Specifically, the letter states:

• "We have reviewed your Section 510(k) notification of intent to market the device referenced above and we have determined the device is substantially equivalent (for the indications for use stated in the enclosure) to devices marketed in interstate commerce prior to May 28, 1976..."

This indicates that the device was cleared based on substantial equivalence to a predicate device, not necessarily on a de novo study proving it met specific performance criteria detailed in this document.
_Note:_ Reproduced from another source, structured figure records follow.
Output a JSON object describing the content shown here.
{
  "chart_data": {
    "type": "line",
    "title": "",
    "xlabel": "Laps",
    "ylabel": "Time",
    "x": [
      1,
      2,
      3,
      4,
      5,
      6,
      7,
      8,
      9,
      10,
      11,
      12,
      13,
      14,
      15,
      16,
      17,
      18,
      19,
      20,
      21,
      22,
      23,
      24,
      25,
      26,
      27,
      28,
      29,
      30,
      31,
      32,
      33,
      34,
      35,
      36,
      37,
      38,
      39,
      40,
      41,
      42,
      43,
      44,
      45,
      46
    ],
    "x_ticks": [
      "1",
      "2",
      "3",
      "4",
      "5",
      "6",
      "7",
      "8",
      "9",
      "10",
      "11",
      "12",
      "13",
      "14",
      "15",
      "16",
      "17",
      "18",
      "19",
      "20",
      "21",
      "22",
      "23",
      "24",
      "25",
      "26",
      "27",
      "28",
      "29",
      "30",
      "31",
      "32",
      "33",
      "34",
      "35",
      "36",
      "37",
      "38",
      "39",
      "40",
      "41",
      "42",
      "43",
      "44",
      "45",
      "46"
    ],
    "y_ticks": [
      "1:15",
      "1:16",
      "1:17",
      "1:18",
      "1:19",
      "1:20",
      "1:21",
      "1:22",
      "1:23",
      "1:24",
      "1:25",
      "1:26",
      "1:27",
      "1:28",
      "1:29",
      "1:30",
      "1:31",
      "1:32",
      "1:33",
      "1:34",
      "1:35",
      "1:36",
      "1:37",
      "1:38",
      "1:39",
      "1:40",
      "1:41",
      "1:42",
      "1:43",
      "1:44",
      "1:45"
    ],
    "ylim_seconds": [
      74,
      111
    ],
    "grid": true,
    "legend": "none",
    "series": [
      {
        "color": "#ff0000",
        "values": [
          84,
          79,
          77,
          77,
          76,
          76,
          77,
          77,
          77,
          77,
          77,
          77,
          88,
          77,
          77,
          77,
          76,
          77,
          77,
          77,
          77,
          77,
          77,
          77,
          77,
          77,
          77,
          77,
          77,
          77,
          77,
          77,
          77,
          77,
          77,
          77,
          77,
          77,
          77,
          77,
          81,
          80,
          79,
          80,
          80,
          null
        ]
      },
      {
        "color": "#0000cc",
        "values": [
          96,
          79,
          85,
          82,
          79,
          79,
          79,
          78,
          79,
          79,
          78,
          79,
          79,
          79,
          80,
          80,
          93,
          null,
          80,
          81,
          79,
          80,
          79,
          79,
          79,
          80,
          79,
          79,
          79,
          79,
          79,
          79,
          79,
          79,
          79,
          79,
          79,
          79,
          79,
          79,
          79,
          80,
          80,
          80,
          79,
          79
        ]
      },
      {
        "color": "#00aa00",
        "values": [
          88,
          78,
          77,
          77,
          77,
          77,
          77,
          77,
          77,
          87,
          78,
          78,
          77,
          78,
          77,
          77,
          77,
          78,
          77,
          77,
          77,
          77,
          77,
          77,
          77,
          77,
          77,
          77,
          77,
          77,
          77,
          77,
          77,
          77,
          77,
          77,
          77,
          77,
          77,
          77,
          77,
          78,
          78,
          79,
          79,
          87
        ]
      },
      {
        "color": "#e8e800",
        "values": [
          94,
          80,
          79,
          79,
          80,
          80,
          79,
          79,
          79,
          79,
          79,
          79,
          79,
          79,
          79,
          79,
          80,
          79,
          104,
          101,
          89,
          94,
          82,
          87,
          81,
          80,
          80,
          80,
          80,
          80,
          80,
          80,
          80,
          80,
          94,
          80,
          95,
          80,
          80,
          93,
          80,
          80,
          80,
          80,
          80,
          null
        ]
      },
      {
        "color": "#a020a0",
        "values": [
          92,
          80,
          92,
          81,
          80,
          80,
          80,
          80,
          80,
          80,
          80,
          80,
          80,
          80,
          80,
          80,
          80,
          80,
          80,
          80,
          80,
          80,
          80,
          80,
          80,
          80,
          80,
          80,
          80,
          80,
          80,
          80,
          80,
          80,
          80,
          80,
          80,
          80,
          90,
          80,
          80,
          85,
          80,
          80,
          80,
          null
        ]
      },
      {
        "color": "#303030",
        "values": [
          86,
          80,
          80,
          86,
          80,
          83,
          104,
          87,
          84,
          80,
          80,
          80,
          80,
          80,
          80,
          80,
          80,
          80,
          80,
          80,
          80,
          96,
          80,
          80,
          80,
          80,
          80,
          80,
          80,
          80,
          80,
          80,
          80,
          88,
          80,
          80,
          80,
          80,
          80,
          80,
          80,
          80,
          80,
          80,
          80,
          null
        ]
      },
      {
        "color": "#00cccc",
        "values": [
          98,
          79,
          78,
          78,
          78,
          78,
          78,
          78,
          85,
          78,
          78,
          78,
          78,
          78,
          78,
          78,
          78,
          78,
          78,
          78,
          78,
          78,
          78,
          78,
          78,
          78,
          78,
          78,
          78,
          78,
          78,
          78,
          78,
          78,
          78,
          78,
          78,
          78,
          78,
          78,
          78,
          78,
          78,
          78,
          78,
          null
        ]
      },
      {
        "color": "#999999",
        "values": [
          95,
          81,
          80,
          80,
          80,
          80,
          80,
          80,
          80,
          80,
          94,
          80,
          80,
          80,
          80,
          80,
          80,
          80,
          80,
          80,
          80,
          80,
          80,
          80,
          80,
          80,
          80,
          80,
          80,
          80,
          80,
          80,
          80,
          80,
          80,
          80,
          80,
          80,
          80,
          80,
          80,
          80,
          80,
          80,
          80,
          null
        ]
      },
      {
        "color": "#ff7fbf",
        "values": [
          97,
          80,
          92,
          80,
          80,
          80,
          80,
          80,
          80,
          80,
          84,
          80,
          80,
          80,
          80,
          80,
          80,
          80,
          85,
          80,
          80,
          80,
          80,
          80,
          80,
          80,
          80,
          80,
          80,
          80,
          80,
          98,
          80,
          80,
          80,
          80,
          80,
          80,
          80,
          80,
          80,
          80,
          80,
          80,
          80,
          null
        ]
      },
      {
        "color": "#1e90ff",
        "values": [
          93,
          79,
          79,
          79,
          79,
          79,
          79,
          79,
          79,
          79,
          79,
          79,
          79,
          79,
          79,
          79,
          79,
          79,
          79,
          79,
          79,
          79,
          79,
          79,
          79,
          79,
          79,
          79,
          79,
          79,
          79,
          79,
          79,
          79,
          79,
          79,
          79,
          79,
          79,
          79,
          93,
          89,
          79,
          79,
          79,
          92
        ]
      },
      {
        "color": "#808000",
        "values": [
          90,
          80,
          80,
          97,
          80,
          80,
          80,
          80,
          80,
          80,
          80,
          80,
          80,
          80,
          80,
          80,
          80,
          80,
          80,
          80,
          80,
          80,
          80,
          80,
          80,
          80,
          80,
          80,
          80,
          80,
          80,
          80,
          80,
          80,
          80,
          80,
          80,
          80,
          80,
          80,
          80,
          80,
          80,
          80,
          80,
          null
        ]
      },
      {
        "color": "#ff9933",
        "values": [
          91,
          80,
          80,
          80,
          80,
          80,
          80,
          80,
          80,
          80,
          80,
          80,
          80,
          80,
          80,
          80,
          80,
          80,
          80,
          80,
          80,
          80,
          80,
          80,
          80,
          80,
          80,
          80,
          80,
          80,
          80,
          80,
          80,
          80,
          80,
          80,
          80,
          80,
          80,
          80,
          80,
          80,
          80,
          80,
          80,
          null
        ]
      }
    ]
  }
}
The letter itself is a regulatory approval, not a scientific report of the validation study.

Therefore, I cannot extract the following information from the provided text:

1. A table of acceptance criteria and the reported device performance: This information is not present in the clearance letter.
2. Sample size used for the test set and the data provenance: Not mentioned.
3. Number of experts used to establish the ground truth for the test set and their qualifications: Not mentioned.
4. Adjudication method for the test set: Not mentioned.
5. If a multi-reader multi-case (MRMC) comparative effectiveness study was done, and the effect size: Not mentioned. This type of study is more common for imaging AI devices, and the MONOCOL/LEX-IM Test is a latex slide agglutination test.
6. If a standalone (i.e., algorithm only without human-in-the-loop performance) was done: Not applicable, as this is a diagnostic test, not an AI algorithm.
7. The type of ground truth used: Not mentioned.
8. The sample size for the training set: Not applicable, as this is a chemistry/immunology test, not an AI model.
9. How the ground truth for the training set was established: Not applicable.

To obtain this information, you would need to access the full 510(k) submission document for K972457, which often contains the clinical and analytical validation studies performed by the manufacturer. The clearance letter only confirms that the FDA reviewed these materials and found the device substantially equivalent.